Woah. There are probably some beautiful breakfasts lurking around in my checkered past that I don’t recall, but today’s breakfast is certainly the most beautiful one I can think of in my blissed out state. I’ve been hearing bits and pieces about Wellington’s. They say they’re into sustainably produced food, and they’re interested in local. All these things sound good to me. What I hadn’t realized is the extra added Renaissance Hotel piece and all the corporate moolah that entailed.

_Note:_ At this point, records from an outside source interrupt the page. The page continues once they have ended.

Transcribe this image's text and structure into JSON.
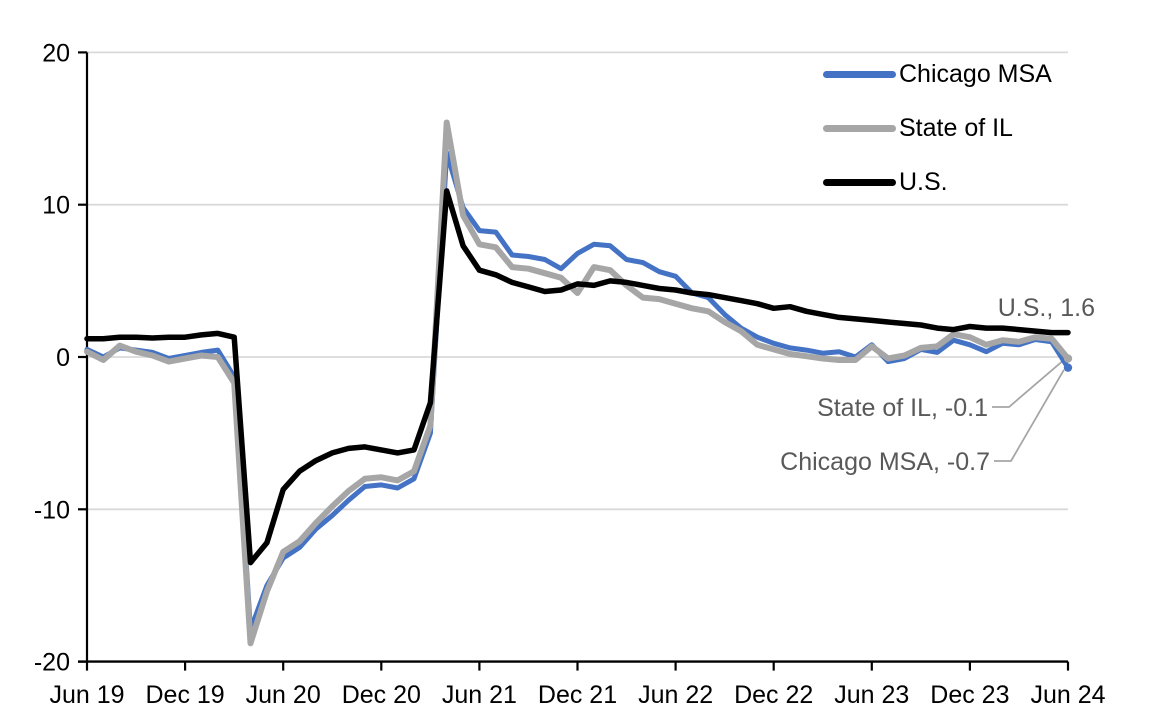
{
  "colors": {
    "chicago_msa": "#4472C4",
    "state_of_il": "#A6A6A6",
    "us": "#000000",
    "gridline": "#D9D9D9",
    "axis": "#000000",
    "annotation_text": "#595959",
    "leader_line": "#A6A6A6",
    "tick_label": "#000000"
  },
  "legend": {
    "items": [
      {
        "label": "Chicago MSA"
      },
      {
        "label": "State of IL"
      },
      {
        "label": "U.S."
      }
    ]
  },
  "annotations": {
    "us": {
      "text": "U.S., 1.6",
      "value": 1.6
    },
    "il": {
      "text": "State of IL, -0.1",
      "value": -0.1
    },
    "chicago": {
      "text": "Chicago MSA, -0.7",
      "value": -0.7
    }
  },
  "chart_data": {
    "type": "line",
    "frequency": "monthly",
    "x_start": "Jun 2019",
    "x_end": "Jun 2024",
    "x_ticklabels": [
      "Jun 19",
      "Dec 19",
      "Jun 20",
      "Dec 20",
      "Jun 21",
      "Dec 21",
      "Jun 22",
      "Dec 22",
      "Jun 23",
      "Dec 23",
      "Jun 24"
    ],
    "y_ticks": [
      20,
      10,
      0,
      -10,
      -20
    ],
    "ylim": [
      -20,
      20
    ],
    "grid": "horizontal",
    "legend_position": "top-right",
    "series": [
      {
        "name": "Chicago MSA",
        "color": "#4472C4",
        "end_value": -0.7,
        "values": [
          0.5,
          0.0,
          0.6,
          0.45,
          0.3,
          -0.1,
          0.1,
          0.3,
          0.45,
          -1.3,
          -17.9,
          -15.0,
          -13.2,
          -12.5,
          -11.3,
          -10.4,
          -9.4,
          -8.5,
          -8.4,
          -8.6,
          -8.0,
          -5.0,
          13.4,
          9.8,
          8.3,
          8.2,
          6.7,
          6.6,
          6.4,
          5.8,
          6.8,
          7.4,
          7.3,
          6.4,
          6.2,
          5.6,
          5.3,
          4.2,
          3.9,
          2.8,
          1.9,
          1.3,
          0.9,
          0.6,
          0.45,
          0.25,
          0.35,
          0.0,
          0.8,
          -0.3,
          -0.1,
          0.5,
          0.3,
          1.1,
          0.8,
          0.35,
          0.9,
          0.8,
          1.15,
          1.0,
          -0.7
        ]
      },
      {
        "name": "State of IL",
        "color": "#A6A6A6",
        "end_value": -0.1,
        "values": [
          0.35,
          -0.2,
          0.75,
          0.35,
          0.1,
          -0.3,
          -0.1,
          0.1,
          0.0,
          -1.7,
          -18.8,
          -15.4,
          -12.8,
          -12.1,
          -10.9,
          -9.8,
          -8.8,
          -8.0,
          -7.9,
          -8.1,
          -7.5,
          -4.5,
          15.4,
          9.3,
          7.4,
          7.2,
          5.9,
          5.8,
          5.5,
          5.2,
          4.2,
          5.9,
          5.7,
          4.7,
          3.9,
          3.8,
          3.5,
          3.2,
          3.0,
          2.3,
          1.7,
          0.8,
          0.5,
          0.2,
          0.05,
          -0.1,
          -0.2,
          -0.2,
          0.7,
          -0.1,
          0.1,
          0.6,
          0.7,
          1.5,
          1.3,
          0.8,
          1.1,
          1.0,
          1.3,
          1.2,
          -0.1
        ]
      },
      {
        "name": "U.S.",
        "color": "#000000",
        "end_value": 1.6,
        "values": [
          1.2,
          1.2,
          1.3,
          1.3,
          1.25,
          1.3,
          1.3,
          1.45,
          1.55,
          1.3,
          -13.5,
          -12.2,
          -8.7,
          -7.5,
          -6.8,
          -6.3,
          -6.0,
          -5.9,
          -6.1,
          -6.3,
          -6.1,
          -3.0,
          10.9,
          7.3,
          5.7,
          5.4,
          4.9,
          4.6,
          4.3,
          4.4,
          4.8,
          4.7,
          5.0,
          4.9,
          4.7,
          4.5,
          4.4,
          4.2,
          4.1,
          3.9,
          3.7,
          3.5,
          3.2,
          3.3,
          3.0,
          2.8,
          2.6,
          2.5,
          2.4,
          2.3,
          2.2,
          2.1,
          1.9,
          1.8,
          2.0,
          1.9,
          1.9,
          1.8,
          1.7,
          1.6,
          1.6
        ]
      }
    ]
  }
}
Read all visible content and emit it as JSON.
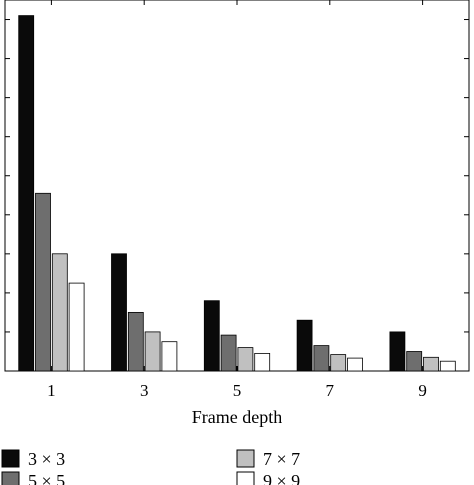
{
  "chart_data": {
    "type": "bar",
    "title": "",
    "xlabel": "Frame depth",
    "ylabel": "",
    "categories": [
      "1",
      "3",
      "5",
      "7",
      "9"
    ],
    "ylim": [
      0,
      9.5
    ],
    "series": [
      {
        "name": "3 × 3",
        "color": "#0a0a0a",
        "values": [
          9.1,
          3.0,
          1.8,
          1.3,
          1.0
        ]
      },
      {
        "name": "5 × 5",
        "color": "#6e6e6e",
        "values": [
          4.55,
          1.5,
          0.92,
          0.65,
          0.5
        ]
      },
      {
        "name": "7 × 7",
        "color": "#c0c0c0",
        "values": [
          3.0,
          1.0,
          0.6,
          0.42,
          0.35
        ]
      },
      {
        "name": "9 × 9",
        "color": "#ffffff",
        "values": [
          2.25,
          0.75,
          0.45,
          0.33,
          0.25
        ]
      }
    ],
    "grid": false,
    "legend_position": "bottom"
  }
}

So what kinds of beauty? It’s like Gideon Putnam beauty. Remember those unbelievable buffet tables of well-prepared breakfast and lunch dishes in a setting that is just about Roccoco if it weren’t Victorian? The Renaissance hotel, which is at Eagle and State Streets, has been renovated by pulling off all the dismal drywall and other crap that covered over some of the most delicious paneling and molding in the city. So just stepping inside is a wonderful little trip back a century or so. (I would let go of the obnoxious blue lighting at the check in stations, but no one asked me about it during the construction.)
The dining room of Wellington’s has been styled to suit the more modern architectural features of its exterior and it’s done in just about perfect mid-century modern, with irresistible post-modern tweaks here and there. I sat in a booth along the State Street side and was immediately impressed by the view, which I highly recommend. Even though it was a rainy Sunday morning in January I have to say I was put in a spell by looking into the statehouse lawn. Over my right shoulder was the clock tower and carillon of City Hall. I can’t recommend this place for a Sunday breakfast highly enough. Just do it.
Notice how I haven’t mentioned the food yet. It might be the best part. There are the typical eggs, waffles and pancakes with a few standouts. I was ready for something hearty. The corned beef brisket caught my eye as I scanned down the list. The word hash is in the description, and so my muddled early morning mind had a dish of corned beef hash envisioned, with all the typical things that might go on that plate. When the brisket arrived at my table I was taken aback a little bit by the grilled tomato and scallion, fingerling potatoes with scraps of acorn squash, a poached egg and four or so slices of corned beef. I was a little bent out of shape.
Then I began tasting. The urge to describe it as an OMG moment is strong, but it was beyond that. Sitting in a lovely space with this beautifully prepared, simple but intriguing food was uplifting in a Sunday morning special kind of way. Each bite was a new opportunity to blend together the veggies or poached egg or the squash and potatoes with the brisket, which was tender, juicy and flavored with a subtle briny corning like our ancestors never had. The cook obviously knew the precise moment to take the veggies off the grill, just kissed with the right amount of carmelization to bring the flavor to peak. The potato and squash hash had the perfect amount of squash to bring the fingerlings one step forward from nice or good to extraordinary. No sauces were needed. And I'm a person who usually goes out for breakfast specifically to have goopy sauces.
I didn’t think I had my phone with me, so I don’t have photos, but I’m going to be happy with telling you to just go and look for yourself, or check out the photos in Steve's post. My breakfast, which was the most expensive on the menu, with coffee and orange juice, tax and tip, was $30.84 - equivalent to a Gideon Putnam Sunday brunch.
Get a seat with a good view. This is definitely a gorgeous Sunday morning breakfast opportunity right here in our little town and I advise you to take advantage of it as soon as possible and as often as possible.
I would include more links, but they don't seem to have much of a separate web presence from the hotel, and the information about the restaurant is fairly stingy.
LorreBob sez: Sunday breakfast in Albany can be awesome.